A semana de falácias do general que comanda o Ministério da Saúde, por Lauro Mattei

Para fechar a semana com chave de ouro, o general pediu que seu garoto propaganda anunciasse para a sociedade nesta sexta-feira que estará publicando uma Medida Provisória em breve para confiscar qualquer iniciativa de vacinas de estados

O ministro da Saúde, Eduardo Pazuello, participa do lançamento do Programa Genomas Brasil no Palácio do Planalto

A semana de falácias do general que comanda o Ministério da Saúde

por Lauro Mattei

Desde sua interinidade à frente do Ministério da Saúde (MS), o general Pazuello vem dando mostras constantes de sua incompetência para lidar com os assuntos da pasta, especialmente no momento em que a pandemia sanitária voltou a afetar duramente todo o país.

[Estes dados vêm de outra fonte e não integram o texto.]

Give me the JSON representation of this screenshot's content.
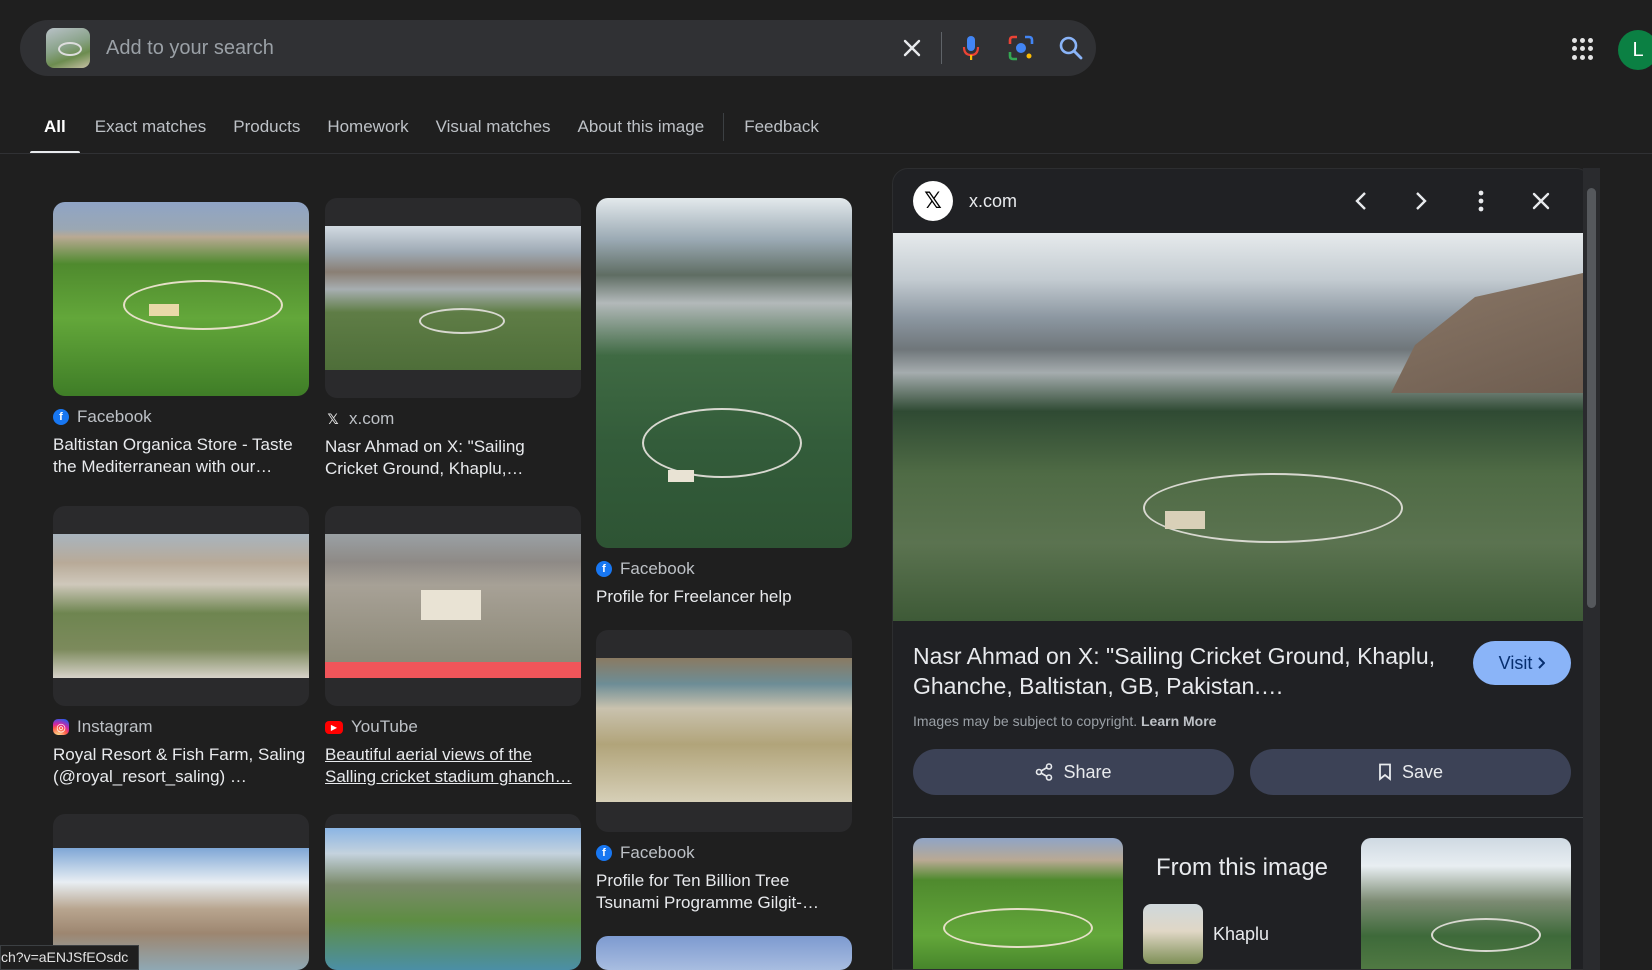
{
  "search": {
    "placeholder": "Add to your search"
  },
  "user": {
    "avatar_letter": "L"
  },
  "tabs": [
    {
      "label": "All"
    },
    {
      "label": "Exact matches"
    },
    {
      "label": "Products"
    },
    {
      "label": "Homework"
    },
    {
      "label": "Visual matches"
    },
    {
      "label": "About this image"
    },
    {
      "label": "Feedback"
    }
  ],
  "results": [
    {
      "source": "Facebook",
      "icon": "facebook-icon",
      "title": "Baltistan Organica Store - Taste the Mediterranean with our…"
    },
    {
      "source": "x.com",
      "icon": "x-icon",
      "title": "Nasr Ahmad on X: \"Sailing Cricket Ground, Khaplu,…"
    },
    {
      "source": "Facebook",
      "icon": "facebook-icon",
      "title": "Profile for Freelancer help"
    },
    {
      "source": "Instagram",
      "icon": "instagram-icon",
      "title": "Royal Resort & Fish Farm, Saling (@royal_resort_saling) …"
    },
    {
      "source": "YouTube",
      "icon": "youtube-icon",
      "title": "Beautiful aerial views of the Salling cricket stadium ghanch…"
    },
    {
      "source": "Facebook",
      "icon": "facebook-icon",
      "title": "Profile for Ten Billion Tree Tsunami Programme Gilgit-…"
    }
  ],
  "panel": {
    "site": "x.com",
    "title": "Nasr Ahmad on X: \"Sailing Cricket Ground, Khaplu, Ghanche, Baltistan, GB, Pakistan.…",
    "visit_label": "Visit",
    "copyright_text": "Images may be subject to copyright.",
    "learn_more": "Learn More",
    "share_label": "Share",
    "save_label": "Save",
    "from_image_title": "From this image",
    "chip_label": "Khaplu"
  },
  "status_url": "ch?v=aENJSfEOsdc",
  "colors": {
    "background": "#1f1f1f",
    "visit_button": "#8ab4f8",
    "action_button": "#3c4256"
  }
}
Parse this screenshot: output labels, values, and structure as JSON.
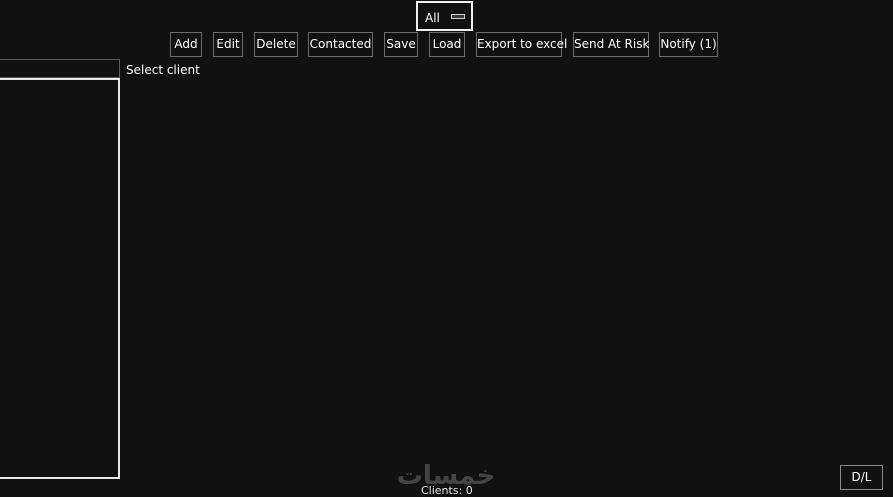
{
  "filter": {
    "selected": "All"
  },
  "toolbar": {
    "add": "Add",
    "edit": "Edit",
    "delete": "Delete",
    "contacted": "Contacted",
    "save": "Save",
    "load": "Load",
    "export": "Export to excel",
    "send_at_risk": "Send At Risk",
    "notify": "Notify (1)"
  },
  "main": {
    "select_client_label": "Select client"
  },
  "footer": {
    "clients_count": "Clients: 0",
    "dl_button": "D/L"
  },
  "watermark": {
    "text": "خمسات"
  }
}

Mas nas últimas semanas, além desse quesito visível, outro mais agravante ficou evidente nos debates recentes sobre a vacina contra a COVID-19: ele passou a lançar mão de inverdades para esconder seu pecado original. Vejamos alguns fatos que comprovam essas afirmações.

Diante de sua letargia para definir, enquanto órgão de Estado, um plano nacional de imunização da população, bem como de aquisição do antídoto para a doença, governadores estaduais passaram a pressioná-lo por uma definição do assunto, visando evitar que cada unidade da federação tivesse que fazer esta parte por sua conta, como foi no caso das medidas preventivas à doença ao longo de todo o ano, quando de forma irresponsável o governo federal passou grande parte de suas responsabilidades aos governadores estaduais. Nesse compêndio de irresponsabilidades destacam-se: o negacionismo da doença; a falta de planejamento e de ações por parte do governo federal; a difusão de crenças relativas ao uso de medicamentos sem qualquer comprovação de suas eficácias; o desprezo pelo uso de medidas que mitigassem o contágio, particularmente da máscara; o boicote a determinadas vacinas, etc.

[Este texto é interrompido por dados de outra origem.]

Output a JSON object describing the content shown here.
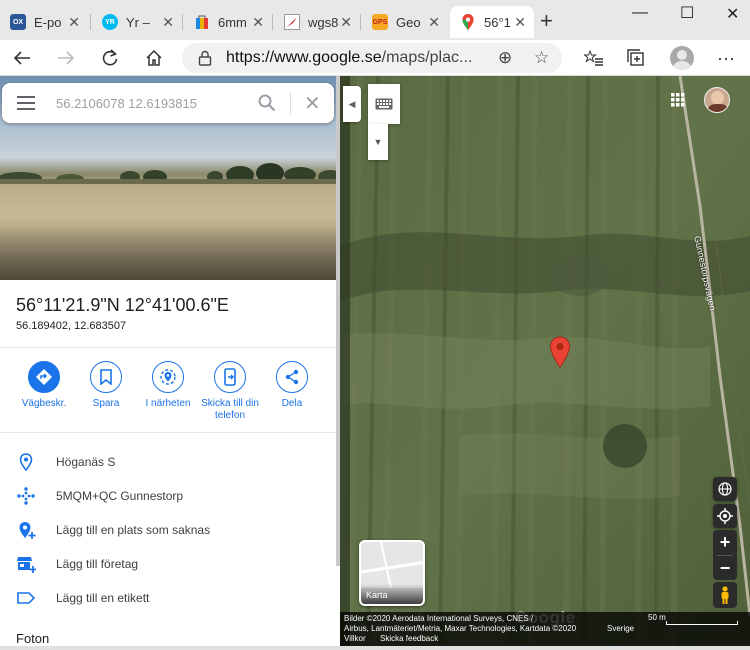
{
  "browser": {
    "tabs": [
      {
        "label": "E-po",
        "icon": "ox-icon",
        "fav_text": "OX",
        "fav_color": "#2b5797"
      },
      {
        "label": "Yr –",
        "icon": "yr-icon",
        "fav_text": "YR",
        "fav_color": "#00b8f1"
      },
      {
        "label": "6mm",
        "icon": "shopping-bag-icon",
        "fav_text": "",
        "fav_color": "#e8b100"
      },
      {
        "label": "wgs8",
        "icon": "compass-icon",
        "fav_text": "",
        "fav_color": "#c62828"
      },
      {
        "label": "Geo",
        "icon": "gps-icon",
        "fav_text": "GPS",
        "fav_color": "#f9a825"
      },
      {
        "label": "56°1",
        "icon": "google-maps-icon",
        "fav_text": "",
        "fav_color": "#34a853"
      }
    ],
    "url_host": "https://www.google.se",
    "url_path": "/maps/plac..."
  },
  "search": {
    "value": "56.2106078 12.6193815"
  },
  "place": {
    "title": "56°11'21.9\"N 12°41'00.6\"E",
    "decimal": "56.189402, 12.683507"
  },
  "actions": [
    {
      "label": "Vägbeskr.",
      "icon": "directions-icon"
    },
    {
      "label": "Spara",
      "icon": "bookmark-icon"
    },
    {
      "label": "I närheten",
      "icon": "nearby-icon"
    },
    {
      "label": "Skicka till din telefon",
      "icon": "send-to-phone-icon"
    },
    {
      "label": "Dela",
      "icon": "share-icon"
    }
  ],
  "info_rows": [
    {
      "text": "Höganäs S",
      "icon": "location-pin-icon"
    },
    {
      "text": "5MQM+QC Gunnestorp",
      "icon": "plus-code-icon"
    },
    {
      "text": "Lägg till en plats som saknas",
      "icon": "add-place-icon"
    },
    {
      "text": "Lägg till företag",
      "icon": "add-business-icon"
    },
    {
      "text": "Lägg till en etikett",
      "icon": "label-icon"
    }
  ],
  "section_photos": "Foton",
  "map": {
    "road_label": "Gunnestorpsvägen",
    "layer_label": "Karta",
    "google_logo": "Google",
    "attribution_1": "Bilder ©2020 Aerodata International Surveys, CNES /",
    "attribution_2": "Airbus, Lantmäteriet/Metria, Maxar Technologies, Kartdata ©2020",
    "attribution_3": "Villkor",
    "country": "Sverige",
    "feedback": "Skicka feedback",
    "scale": "50 m"
  }
}
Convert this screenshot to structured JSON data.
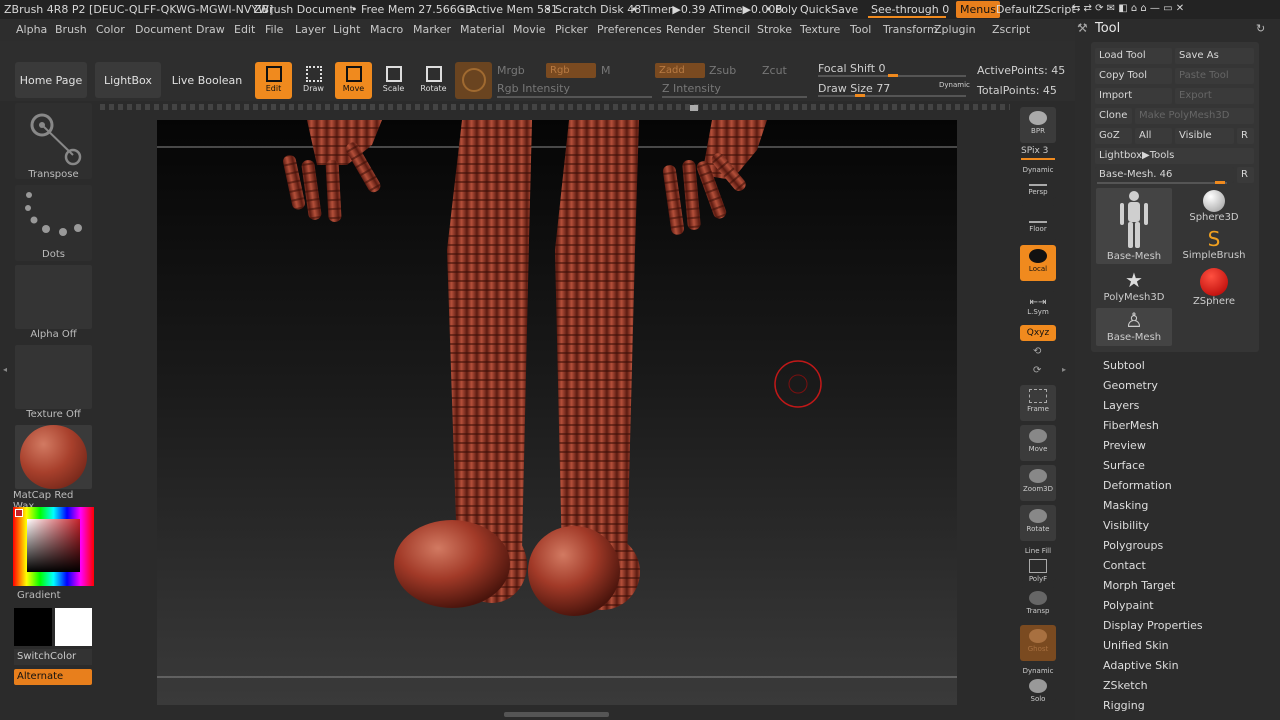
{
  "title_bar": {
    "app": "ZBrush 4R8 P2 [DEUC-QLFF-QKWG-MGWI-NVYW]",
    "document": "ZBrush Document",
    "free_mem": "• Free Mem 27.566GB",
    "active_mem": "• Active Mem 581",
    "scratch": "• Scratch Disk 48",
    "timer": "• Timer▶0.39 ATime▶0.006",
    "poly": "• Poly",
    "quicksave": "QuickSave",
    "see_through": "See-through",
    "see_through_value": "0",
    "menus": "Menus",
    "script": "DefaultZScript"
  },
  "menu_bar": [
    "Alpha",
    "Brush",
    "Color",
    "Document",
    "Draw",
    "Edit",
    "File",
    "Layer",
    "Light",
    "Macro",
    "Marker",
    "Material",
    "Movie",
    "Picker",
    "Preferences",
    "Render",
    "Stencil",
    "Stroke",
    "Texture",
    "Tool",
    "Transform",
    "Zplugin",
    "Zscript"
  ],
  "shelf": {
    "home_page": "Home Page",
    "lightbox": "LightBox",
    "live_boolean": "Live Boolean",
    "edit": "Edit",
    "draw": "Draw",
    "move": "Move",
    "scale": "Scale",
    "rotate": "Rotate",
    "mrgb": "Mrgb",
    "rgb": "Rgb",
    "m": "M",
    "zadd": "Zadd",
    "zsub": "Zsub",
    "zcut": "Zcut",
    "rgb_intensity": "Rgb Intensity",
    "z_intensity": "Z Intensity",
    "focal_shift_label": "Focal Shift",
    "focal_shift_value": "0",
    "draw_size_label": "Draw Size",
    "draw_size_value": "77",
    "dynamic": "Dynamic",
    "active_points": "ActivePoints: 45",
    "total_points": "TotalPoints: 45"
  },
  "left_panel": {
    "transpose": "Transpose",
    "dots": "Dots",
    "alpha": "Alpha Off",
    "texture": "Texture Off",
    "material": "MatCap Red Wax",
    "gradient": "Gradient",
    "switch_color": "SwitchColor",
    "alternate": "Alternate"
  },
  "right_shelf": {
    "bpr": "BPR",
    "spix": "SPix 3",
    "dynamic": "Dynamic",
    "persp": "Persp",
    "floor": "Floor",
    "local": "Local",
    "lsym": "L.Sym",
    "xyz": "Qxyz",
    "frame": "Frame",
    "move": "Move",
    "zoom3d": "Zoom3D",
    "rotate": "Rotate",
    "line_fill": "Line Fill",
    "polyf": "PolyF",
    "transp": "Transp",
    "ghost": "Ghost",
    "dynamic2": "Dynamic",
    "solo": "Solo"
  },
  "tool_panel": {
    "title": "Tool",
    "load_tool": "Load Tool",
    "save_as": "Save As",
    "copy_tool": "Copy Tool",
    "paste_tool": "Paste Tool",
    "import": "Import",
    "export": "Export",
    "clone": "Clone",
    "make_polymesh": "Make PolyMesh3D",
    "goz": "GoZ",
    "all": "All",
    "visible": "Visible",
    "r": "R",
    "lightbox_tools": "Lightbox▶Tools",
    "base_mesh_slider": "Base-Mesh. 46",
    "thumbs": [
      "Base-Mesh",
      "Sphere3D",
      "SimpleBrush",
      "PolyMesh3D",
      "ZSphere",
      "Base-Mesh"
    ],
    "subpalettes": [
      "Subtool",
      "Geometry",
      "Layers",
      "FiberMesh",
      "Preview",
      "Surface",
      "Deformation",
      "Masking",
      "Visibility",
      "Polygroups",
      "Contact",
      "Morph Target",
      "Polypaint",
      "Display Properties",
      "Unified Skin",
      "Adaptive Skin",
      "ZSketch",
      "Rigging"
    ]
  },
  "colors": {
    "accent": "#f08a1e",
    "wax_red": "#a8402c",
    "panel": "#2b2b2b"
  }
}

Foi nesse clima que o Ministro se reuniu (de forma presencial e virtual) com os governadores dos estados no dia 08.12.20 (terça-feira). Desde o início, a reunião foi marcada por um clima tenso, especialmente quando o ministro foi categórico em afirmar que a certificação de qualquer vacina por parte da Agência Nacional de Vigilância Sanitária (ANVISA) levaria ao menos 60 dias e só deveria ocorrer a partir do mês de fevereiro de 2021, fato que deixou o governador de São Paulo muito contrariado, uma vez que o mesmo já anunciou que a vacinação da população paulista começaria no dia 25.01.2021. Tal posicionamento do ministro estava ancorado no calendário da vacina preferida do governo federal que será produzida pelo laboratório AstraZeneca e que ainda se encontra em fase final de testes. Além disso, o ministro se comprometeu a apresentar no dia seguinte o Plano de Aquisição e de Vacinação da População, bem como aceitou as ponderações de que vacinas reconhecidas por outras agências reguladoras fossem reconhecidas pela ANVISA em até 72 horas.

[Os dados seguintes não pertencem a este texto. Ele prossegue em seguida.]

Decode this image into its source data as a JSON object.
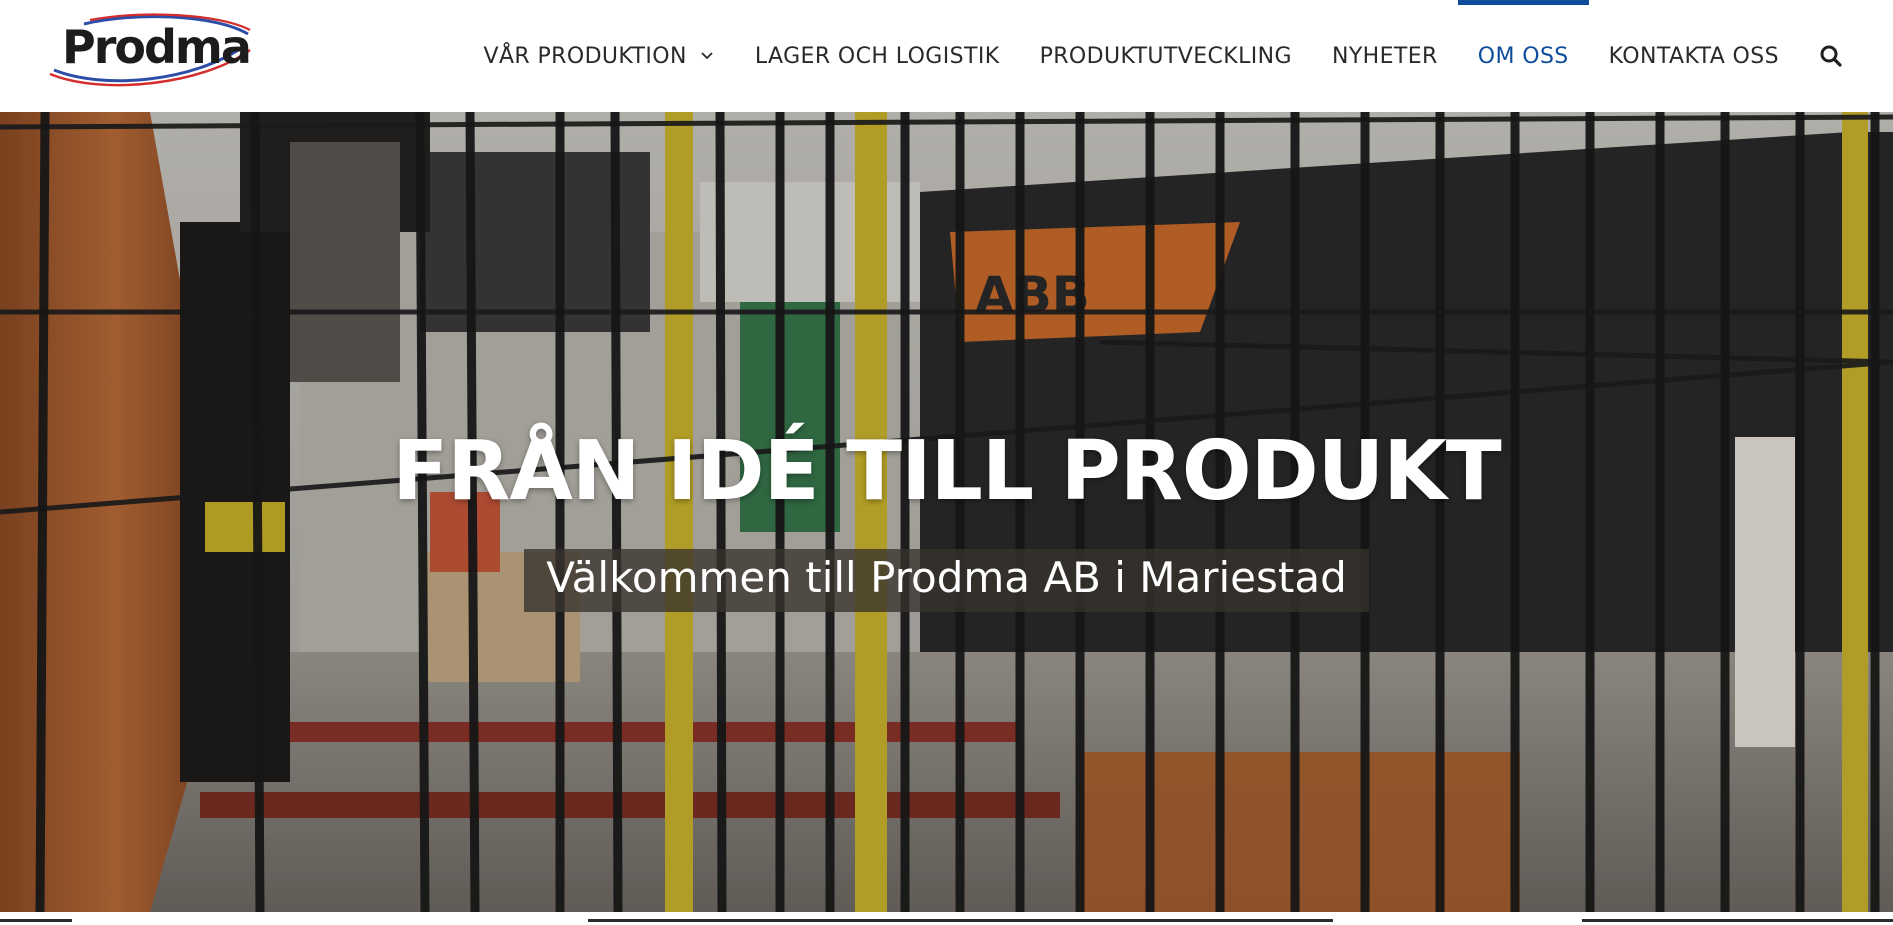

Todavia, em coletiva no dia 09.12.20, o pronunciamento do general ministro em coletiva no Palácio do Planalto mais se pareceu com uma biruta de aeroporto, tamanho o grau de falácias de que o mesmo foi acometido. Vejamos algumas pérolas que foram proferidas: 1ª) afirmou-se que o Brasil poderia começar a vacinar sua população ainda no mês de dezembro, caso venha a ocorrer aprovação emergencial de vacina; 2ª) informou-se que o contrato com a empresa Pfizer já estava sendo finalizado; 3ª) que caso a Pfizer recebesse autorização emergencial ela adiantaria doses até final do ano; 4ª) que diante da cobrança dos governadores se comprometia a comprar outras vacinas caso houvesse demanda; 5ª) que essa ação (vacinação) seria centralizada no Ministério da Saúde, pois é uma atribuição do Governo Federal, não podendo existir qualquer plano em paralelo porque o momento é de “unir o país”.

A primeira informação foi desmentida pelo próprio secretário executivo do MS que, em coletiva no dia 10.12.20, foi categórico ao afirmar que o calendário do Governo Federal prevê o início da vacinação a partir do mês de março, não existindo, portanto, nenhuma data definida para o início desse processo. Além disso, ressaltou que até aquele momento o MS não tinha comprado nenhuma vacina.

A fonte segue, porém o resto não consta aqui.